JFL35: Seinfeld and Elmaleh face off at Bell Centre

Who’s on first? Elmaleh points to Seinfeld. Photo: Susan Moss

MONTREAL — Things got real Wednesday night at the 35th annual Just for Laughs Comedy Festival with a return engagement 20 years in the making — by Jerry Seinfeld.

The stand-up specialist teamed with Gad Elmaleh, a Moroccan-born funnyman who has lived in both Montreal and Paris and brought a french flavour to the duo’s two-hour set.

The duo walked out on stage about 20 minutes past the 8 o’clock curtain time, a fact that clearly rankled the famously punctual Seinfeld. Jerry is old school enough to know you never, ever let a crowd cool off — especially in a hockey rink.
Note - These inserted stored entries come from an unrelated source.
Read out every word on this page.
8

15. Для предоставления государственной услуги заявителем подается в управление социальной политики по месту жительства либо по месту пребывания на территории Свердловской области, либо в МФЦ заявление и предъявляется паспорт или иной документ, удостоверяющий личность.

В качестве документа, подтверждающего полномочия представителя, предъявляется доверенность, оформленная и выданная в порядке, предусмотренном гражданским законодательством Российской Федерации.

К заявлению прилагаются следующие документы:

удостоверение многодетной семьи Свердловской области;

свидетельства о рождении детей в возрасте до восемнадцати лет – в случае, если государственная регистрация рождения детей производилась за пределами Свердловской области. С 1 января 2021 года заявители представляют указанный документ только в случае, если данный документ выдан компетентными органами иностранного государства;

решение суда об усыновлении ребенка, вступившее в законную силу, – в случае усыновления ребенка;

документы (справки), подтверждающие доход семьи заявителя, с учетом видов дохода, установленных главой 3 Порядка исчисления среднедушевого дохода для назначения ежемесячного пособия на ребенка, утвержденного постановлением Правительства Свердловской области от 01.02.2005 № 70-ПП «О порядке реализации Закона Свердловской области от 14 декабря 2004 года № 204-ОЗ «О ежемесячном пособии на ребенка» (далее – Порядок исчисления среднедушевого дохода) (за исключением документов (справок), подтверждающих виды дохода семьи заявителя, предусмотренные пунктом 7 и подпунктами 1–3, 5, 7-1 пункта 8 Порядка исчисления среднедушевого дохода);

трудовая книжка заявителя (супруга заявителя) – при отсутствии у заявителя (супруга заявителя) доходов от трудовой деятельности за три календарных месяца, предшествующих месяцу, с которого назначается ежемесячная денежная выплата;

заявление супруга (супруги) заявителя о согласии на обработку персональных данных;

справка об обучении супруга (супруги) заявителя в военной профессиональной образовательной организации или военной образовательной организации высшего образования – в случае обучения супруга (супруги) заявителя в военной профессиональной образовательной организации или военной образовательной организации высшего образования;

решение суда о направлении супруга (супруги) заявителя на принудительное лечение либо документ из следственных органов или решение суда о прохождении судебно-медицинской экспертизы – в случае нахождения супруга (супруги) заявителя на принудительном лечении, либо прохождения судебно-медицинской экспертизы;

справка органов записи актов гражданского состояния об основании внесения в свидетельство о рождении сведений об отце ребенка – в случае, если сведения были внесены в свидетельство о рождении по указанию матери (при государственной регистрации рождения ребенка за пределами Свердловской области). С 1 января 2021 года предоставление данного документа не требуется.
Which is where these two performed: the cavernous Bell Centre, home of les Habs. A massive curtain was drawn across one end of the rink, marking the stage. A spotlight shone on a single stool with a single bottle of water.

Seinfeld and Elmaleh came out to great applause from a sold out crowd of probably around 15,000. Patrons on the seats at ice level in front of the stage had paid more than $250 for the privilege.

“Just for Laughs? What Just for Laughs?” bellowed Jerry. “It’s also for the money.”

The two did a little Who’s on first? bantering about which one gets to be the opening act. Seinfeld decided to open for himself. This was counter intuitive, but Seinfeld’s no fool. Two hours is a long time, especially for two guys dressed in the same white shirts, dark ties and dark suits who have similar observational comedy acts.

Seinfeld’s set took a full hour. Once he got the mike level down to his liking, he goofed on everyone’s obsession with their cell phones. “If your phone dies,” he said, “does it really matter if you’re still alive?”

He complained about the show being on a Wednesday night. “Isn’t this kind of a big deal?” he whinged. “Shouldn’t this be on a weekend?”

He gave out his personal information. Age: 63. Number of children: 3. Years married: 18.

“Being married,” he said, “is like being on a game show and it’s always the lightening round.” His wife apparently asks a lot of questions.

The sixties is his favourite decade so far, he says, because he doesn’t have to do anything he doesn’t want to do.

Not once during the set did he mention Comedians in Cars Getting Coffee, my favourite TV show which is moving from Crackle to Netflix in about a month. He did reference a little show he had on NBC a generation ago, kidding that the audience aren’t that impressed at just seeing him. “The other three probably won’t even be there,” he joked.

Seinfeld finished his set and quickly exited, stage left. There was an awkward pause in the arena. The lights dimmed a bit. Some people bolted out of the rink, including the two women to my left in what would have been excellent, rouge level hockey seats.

Finally Elmaleh came out. He won the Montreal crowd over immediately by impersonating how the local francophones speak english. He mocked Parisians and Moroccans. He did a long bit about dating and being single, although he explained he really wasn’t single, he was just doing a bit. He waved to his girlfriend in the audience. He mentioned how in France, the french have a word for mistresses: girlfriends.

He also failed to mention Comedians in Cars, even though he was on the streaming series with Seinfeld. He did, however, drink from Seinfeld’s water bottle.

The 50 minute second set was over, and both men came out at the end to take a bow. Will it be another 20 years before Seinfeld returns to Montreal? Hopefully not, but if he does come back, it won’t be just for laughs.